Monday 11 March 2013

BBC "Syria's priceless heritage under attack"


In Syria since the civil war began, more than 50,000 people have been killed, thousands more injured, imprisoned and tortured, and millions made homeless or turned into refugees. The war has also caused irreparable damage to some of the world's most precious historical sites. The treasures now being destroyed matter to everyone on the planet, argues historian Dan Snow (BBC, 'Syria's priceless heritage under attack',
It feels cruel to talk of bricks and mortar while children freeze in unsanitary refugee camps, and yet these sites and treasures matter to everyone on the planet, and they matter particularly to Syrians, who will rely on them as the mainstay of their economy whenever peace is restored. The heritage casualty list is deeply alarming.[...]  the Syrian government's Directorate General of Antiquities and Museums is doing a heroic job, but the scale of the catastrophe is swamping its meagre resources.  Artefacts have been removed from galleries, hidden in cellars and taken to secure locations but an organisation that lacked funds even in peacetime is struggling now. The Syrian government has lost control of several stretches of its border. Treasures are being smuggled out and sold. One report claims $2bn (£1.25bn) worth of artefacts have already left the country. 
The basis for the claim of such a high monetary value for the artefacts being sent to foreign markets was not stated ("one report claims..." where? It was made/written by whom?).  Snow points out the importance of Syria's heritage to the country's future well-being:
Heritage binds communities together. Like the pictures, heirlooms and stories in a family home, it forms a bedrock of shared memory. When the war ends Syria's treasures will be the foundations on which a shredded national identity can be rebuilt. Just as importantly, the tourists who were once drawn to Syria by the extraordinary heritage will return. Tourism was vital to the Syrian economy and the only sector in which, before the war, massive growth was a realistic prospect. If Syria's soul is to be healed, it needs its treasures, and if Syria's wrecked economy and impoverished people are to recover, its magical sites, and the tourists they attract, will play a central part.

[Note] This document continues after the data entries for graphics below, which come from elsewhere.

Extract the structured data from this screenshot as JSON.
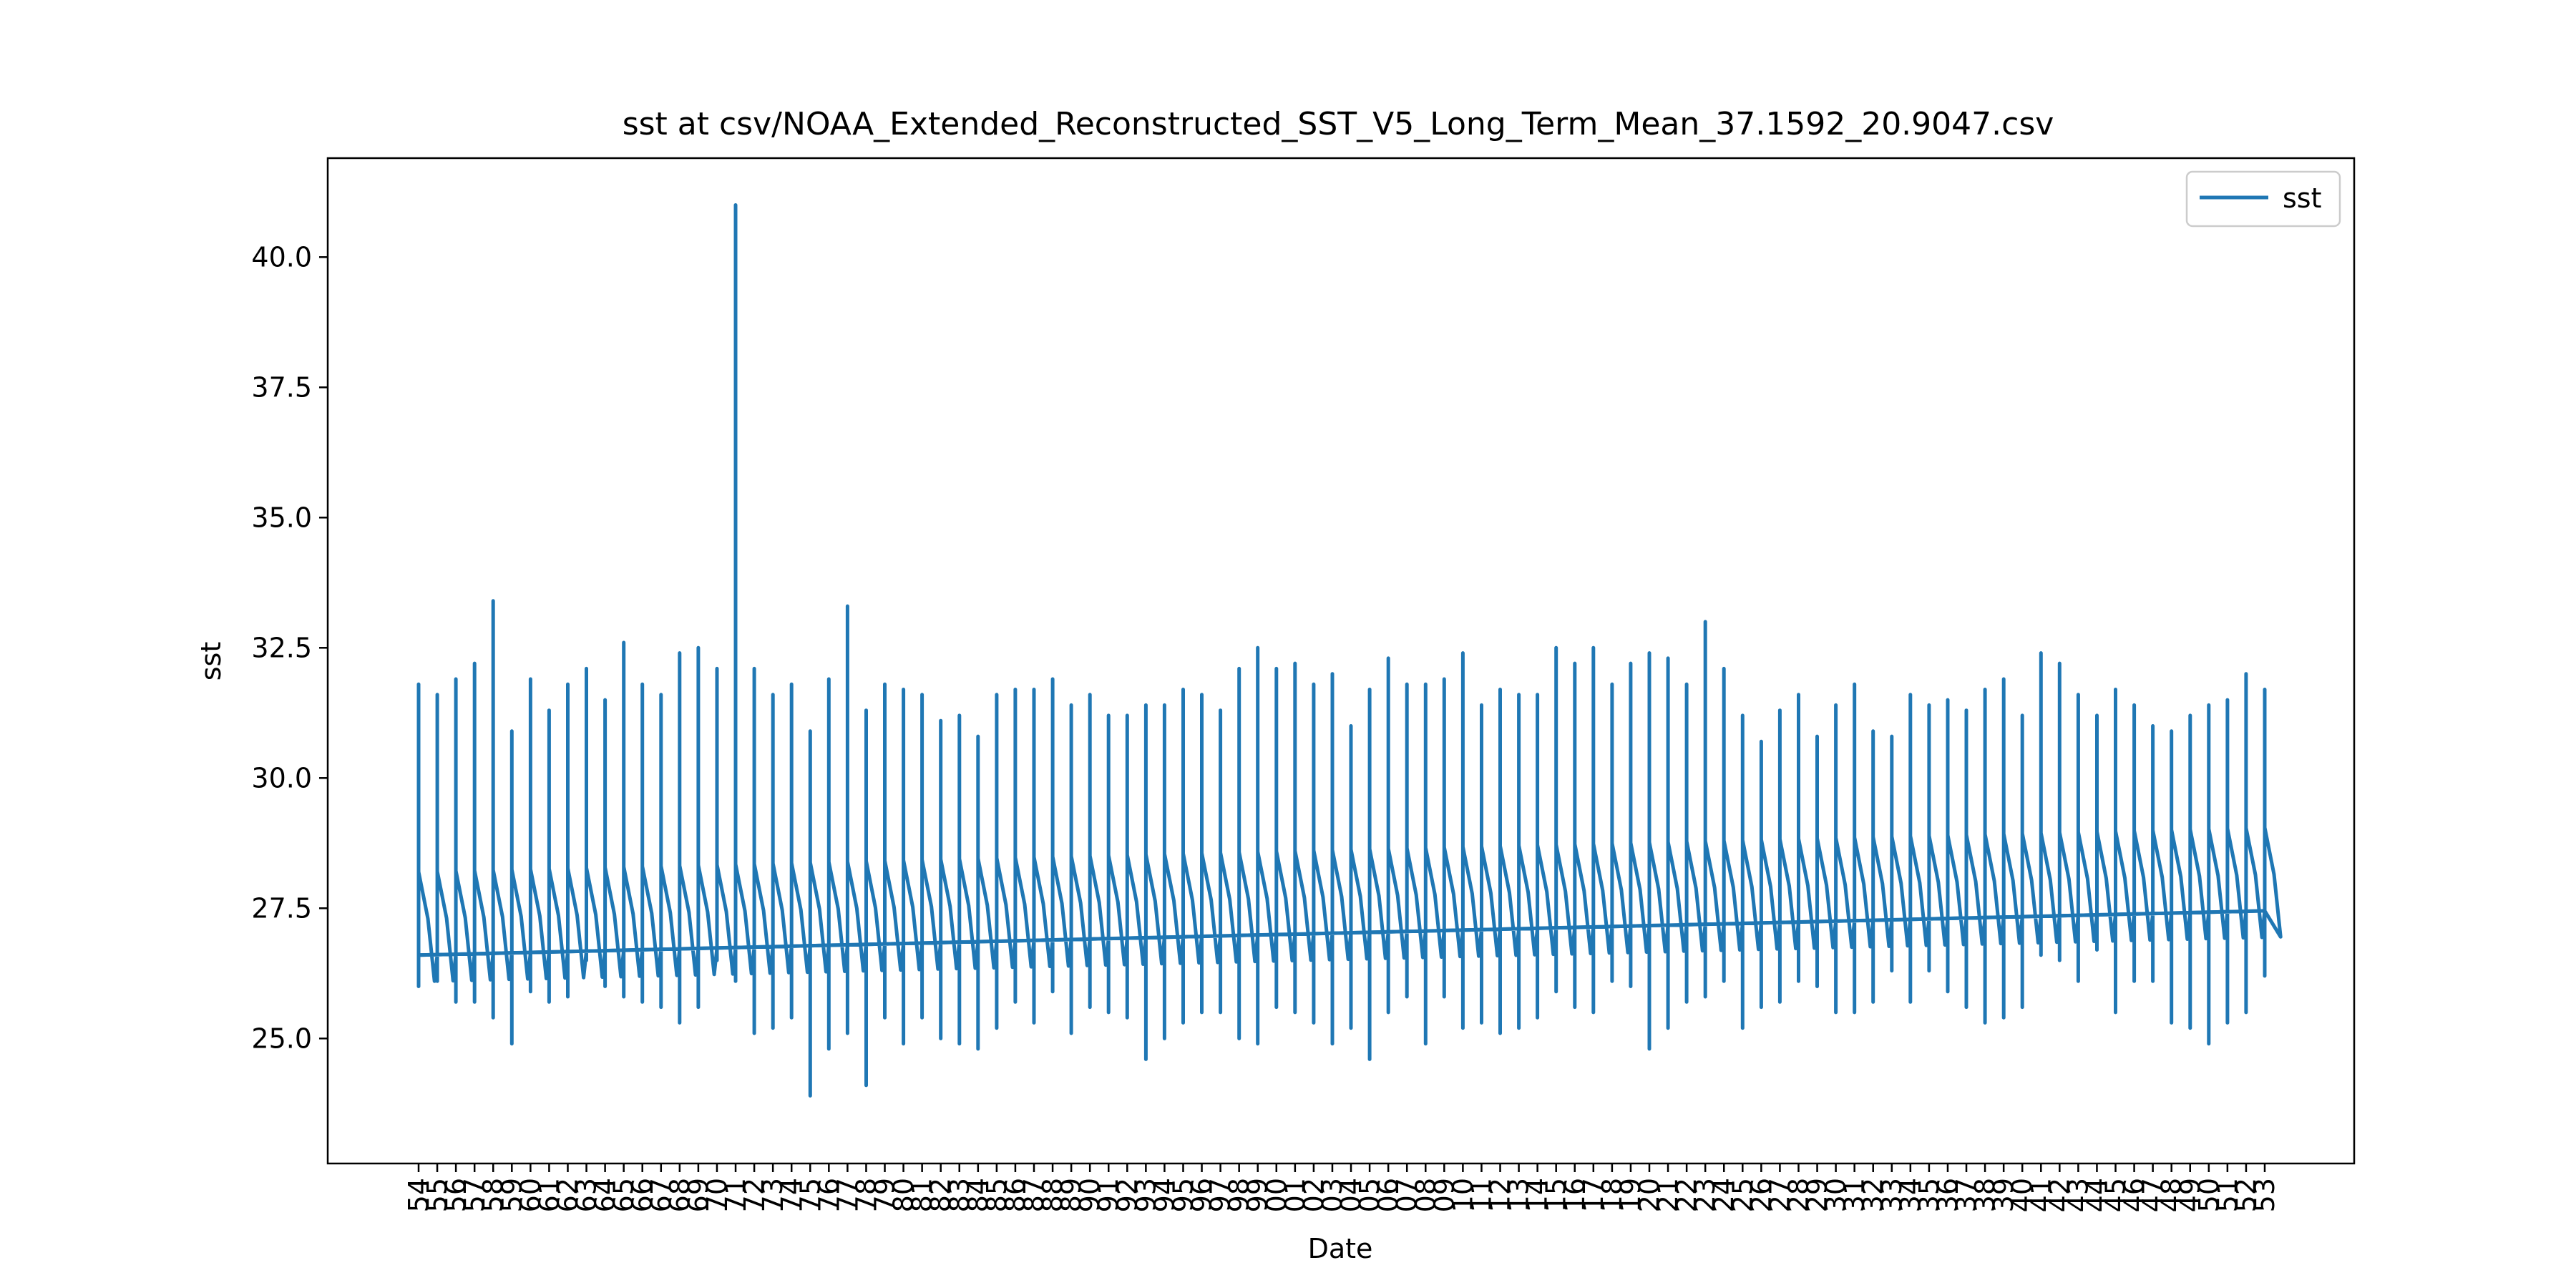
{
  "chart_data": {
    "type": "line",
    "title": "sst at csv/NOAA_Extended_Reconstructed_SST_V5_Long_Term_Mean_37.1592_20.9047.csv",
    "xlabel": "Date",
    "ylabel": "sst",
    "ylim": [
      22.6,
      41.9
    ],
    "yticks": [
      "25.0",
      "27.5",
      "30.0",
      "32.5",
      "35.0",
      "37.5",
      "40.0"
    ],
    "categories": [
      "54",
      "55",
      "56",
      "57",
      "58",
      "59",
      "60",
      "61",
      "62",
      "63",
      "64",
      "65",
      "66",
      "67",
      "68",
      "69",
      "70",
      "71",
      "72",
      "73",
      "74",
      "75",
      "76",
      "77",
      "78",
      "79",
      "80",
      "81",
      "82",
      "83",
      "84",
      "85",
      "86",
      "87",
      "88",
      "89",
      "90",
      "91",
      "92",
      "93",
      "94",
      "95",
      "96",
      "97",
      "98",
      "99",
      "00",
      "01",
      "02",
      "03",
      "04",
      "05",
      "06",
      "07",
      "08",
      "09",
      "10",
      "11",
      "12",
      "13",
      "14",
      "15",
      "16",
      "17",
      "18",
      "19",
      "20",
      "21",
      "22",
      "23",
      "24",
      "25",
      "26",
      "27",
      "28",
      "29",
      "30",
      "31",
      "32",
      "33",
      "34",
      "35",
      "36",
      "37",
      "38",
      "39",
      "40",
      "41",
      "42",
      "43",
      "44",
      "45",
      "46",
      "47",
      "48",
      "49",
      "50",
      "51",
      "52",
      "53"
    ],
    "grid": false,
    "legend_position": "upper right",
    "series": [
      {
        "name": "sst",
        "color": "#1f77b4",
        "trend_start": 26.6,
        "trend_end": 27.45,
        "peaks": [
          31.8,
          31.6,
          31.9,
          32.2,
          33.4,
          30.9,
          31.9,
          31.3,
          31.8,
          32.1,
          31.5,
          32.6,
          31.8,
          31.6,
          32.4,
          32.5,
          32.1,
          41.0,
          32.1,
          31.6,
          31.8,
          30.9,
          31.9,
          33.3,
          31.3,
          31.8,
          31.7,
          31.6,
          31.1,
          31.2,
          30.8,
          31.6,
          31.7,
          31.7,
          31.9,
          31.4,
          31.6,
          31.2,
          31.2,
          31.4,
          31.4,
          31.7,
          31.6,
          31.3,
          32.1,
          32.5,
          32.1,
          32.2,
          31.8,
          32.0,
          31.0,
          31.7,
          32.3,
          31.8,
          31.8,
          31.9,
          32.4,
          31.4,
          31.7,
          31.6,
          31.6,
          32.5,
          32.2,
          32.5,
          31.8,
          32.2,
          32.4,
          32.3,
          31.8,
          33.0,
          32.1,
          31.2,
          30.7,
          31.3,
          31.6,
          30.8,
          31.4,
          31.8,
          30.9,
          30.8,
          31.6,
          31.4,
          31.5,
          31.3,
          31.7,
          31.9,
          31.2,
          32.4,
          32.2,
          31.6,
          31.2,
          31.7,
          31.4,
          31.0,
          30.9,
          31.2,
          31.4,
          31.5,
          32.0,
          31.7
        ],
        "troughs": [
          26.0,
          26.1,
          25.7,
          25.7,
          25.4,
          24.9,
          25.9,
          25.7,
          25.8,
          26.5,
          26.0,
          25.8,
          25.7,
          25.6,
          25.3,
          25.6,
          26.5,
          26.1,
          25.1,
          25.2,
          25.4,
          23.9,
          24.8,
          25.1,
          24.1,
          25.4,
          24.9,
          25.4,
          25.0,
          24.9,
          24.8,
          25.2,
          25.7,
          25.3,
          25.9,
          25.1,
          25.6,
          25.5,
          25.4,
          24.6,
          25.0,
          25.3,
          25.5,
          25.5,
          25.0,
          24.9,
          25.6,
          25.5,
          25.3,
          24.9,
          25.2,
          24.6,
          25.5,
          25.8,
          24.9,
          25.8,
          25.2,
          25.3,
          25.1,
          25.2,
          25.4,
          25.9,
          25.6,
          25.5,
          26.1,
          26.0,
          24.8,
          25.2,
          25.7,
          25.8,
          26.1,
          25.2,
          25.6,
          25.7,
          26.1,
          26.0,
          25.5,
          25.5,
          25.7,
          26.3,
          25.7,
          26.3,
          25.9,
          25.6,
          25.3,
          25.4,
          25.6,
          26.6,
          26.5,
          26.1,
          26.7,
          25.5,
          26.1,
          26.1,
          25.3,
          25.2,
          24.9,
          25.3,
          25.5,
          26.2
        ]
      }
    ]
  }
}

It seems to me that in all this talk of heritage being a motor of tourism (ie the economic) argument tends to swamp the academic one. the minor 'flat' sites will never attract tourists, does that mean that their looting is in some way not as important as itf someone dug a hopeful hole in the cemeteries of Palmyra? Holes can be filled in so tourists do not see them, it's the information loss that is the problem.